La stratégie de la Russie est de souffrir : pour les gens, diminuer le moral et le soutien de la population à l’effort de guerre de l’Ukraine ; et pour l’économie, pour l’écraser afin que l’Ukraine ne puisse pas répondre aux besoins de son peuple et soit encore plus dépendante de l’Occident – un Occident qui fait également face au coût de la vie, à l’inflation et aux crises énergétiques à l’approche de l’hiver. La stratégie est cruelle, mais, comme l’ont souligné les experts, jusqu’à présent, elle n’a rien fait de plus que durcir les attitudes contre la Russie. Et cela n’a pas du tout amélioré la fortune de la Russie sur le champ de bataille. “Malgré cette vague massive d’attaques terroristes qui [Putin] l’a fait récemment, il perd encore du terrain », a déclaré Spencer.

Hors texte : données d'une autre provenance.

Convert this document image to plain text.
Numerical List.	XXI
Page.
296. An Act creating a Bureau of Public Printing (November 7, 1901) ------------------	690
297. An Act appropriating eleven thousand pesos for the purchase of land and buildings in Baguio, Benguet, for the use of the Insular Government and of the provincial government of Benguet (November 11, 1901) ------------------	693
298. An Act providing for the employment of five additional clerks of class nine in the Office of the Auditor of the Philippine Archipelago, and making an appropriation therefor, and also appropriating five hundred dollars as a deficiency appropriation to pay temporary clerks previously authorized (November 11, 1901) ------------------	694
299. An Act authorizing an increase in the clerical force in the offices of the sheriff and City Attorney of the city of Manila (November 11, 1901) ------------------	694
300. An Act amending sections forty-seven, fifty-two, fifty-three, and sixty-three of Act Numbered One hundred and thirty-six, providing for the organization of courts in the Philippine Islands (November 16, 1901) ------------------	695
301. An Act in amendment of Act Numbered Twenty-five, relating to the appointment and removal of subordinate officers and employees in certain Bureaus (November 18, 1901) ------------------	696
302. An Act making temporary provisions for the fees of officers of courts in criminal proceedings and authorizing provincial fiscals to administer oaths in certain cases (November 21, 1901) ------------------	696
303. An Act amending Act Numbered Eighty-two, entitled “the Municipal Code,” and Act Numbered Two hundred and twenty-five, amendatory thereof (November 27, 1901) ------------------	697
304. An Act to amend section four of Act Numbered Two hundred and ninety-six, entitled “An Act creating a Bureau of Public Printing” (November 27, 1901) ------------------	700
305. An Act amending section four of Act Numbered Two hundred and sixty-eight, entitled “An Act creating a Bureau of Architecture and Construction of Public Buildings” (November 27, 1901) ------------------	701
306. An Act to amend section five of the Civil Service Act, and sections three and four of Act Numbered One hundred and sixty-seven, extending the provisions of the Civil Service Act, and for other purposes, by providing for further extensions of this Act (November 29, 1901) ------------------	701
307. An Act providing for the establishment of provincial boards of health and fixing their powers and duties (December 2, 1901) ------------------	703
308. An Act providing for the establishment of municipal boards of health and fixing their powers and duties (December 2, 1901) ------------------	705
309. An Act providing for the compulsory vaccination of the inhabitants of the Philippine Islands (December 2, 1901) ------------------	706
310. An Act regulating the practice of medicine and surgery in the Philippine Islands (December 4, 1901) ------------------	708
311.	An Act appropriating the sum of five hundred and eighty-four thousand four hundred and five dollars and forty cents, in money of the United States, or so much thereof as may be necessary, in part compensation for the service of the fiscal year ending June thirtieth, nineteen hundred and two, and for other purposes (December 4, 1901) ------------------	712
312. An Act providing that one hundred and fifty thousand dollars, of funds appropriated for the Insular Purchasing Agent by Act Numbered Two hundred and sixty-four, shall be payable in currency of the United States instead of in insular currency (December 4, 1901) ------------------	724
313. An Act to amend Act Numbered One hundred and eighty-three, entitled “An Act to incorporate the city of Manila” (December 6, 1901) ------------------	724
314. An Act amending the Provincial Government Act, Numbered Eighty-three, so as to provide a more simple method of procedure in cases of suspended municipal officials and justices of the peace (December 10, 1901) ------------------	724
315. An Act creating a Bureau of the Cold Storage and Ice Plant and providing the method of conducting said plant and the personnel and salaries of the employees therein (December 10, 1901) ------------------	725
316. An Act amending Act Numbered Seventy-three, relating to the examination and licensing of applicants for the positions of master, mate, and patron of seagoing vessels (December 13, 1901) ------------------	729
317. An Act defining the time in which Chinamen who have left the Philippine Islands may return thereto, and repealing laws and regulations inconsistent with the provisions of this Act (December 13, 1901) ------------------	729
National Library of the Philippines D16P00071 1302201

Le retrait de la Russie de la ville de Kherson pourrait également contribuer à faire valoir pour l’Ukraine que sa stratégie de reprise du territoire ukrainien et d’expulsion de la Russie est la bonne voie. Comme l’a dit Menon, « c’est un gros coup de pouce moral », alors même que les troupes russes et ukrainiennes font face à des batailles plus féroces et plus critiques à l’est.

Cela renforcera probablement également le cas de l’Ukraine envers l’Occident selon lequel elle peut éventuellement gagner ces batailles s’il peut simplement obtenir plus de soutien militaire occidental, y compris des armes avancées et des systèmes de défense aérienne pour se protéger contre les barrages russes ciblant les infrastructures. “Ils ont aussi une carte très forte à jouer, à savoir : vous nous fournissez – mais nous livrons, nous montrons que nous sommes capables de gagner”, a déclaré Menon.

Cela pourrait également renforcer les arguments de l’Ukraine en faveur de la poursuite de l’aide économique, sur laquelle elle compte également. Mercredi, selon Reuters, la ministre ukrainienne de l’Economie, Ioulia Svyrydenko, a déclaré que les attaques de la Russie contre les infrastructures civiles réduiraient le produit intérieur brut de l’Ukraine de 39%, plus que les 35% prévus précédemment. Les succès de l’Ukraine sur les lignes de front éclipsent la guerre économique de la Russie, mais en ce moment, c’est peut-être là que l’Ukraine est la plus vulnérable – peut-être, en partie, parce qu’elle gagne sur le champ de bataille.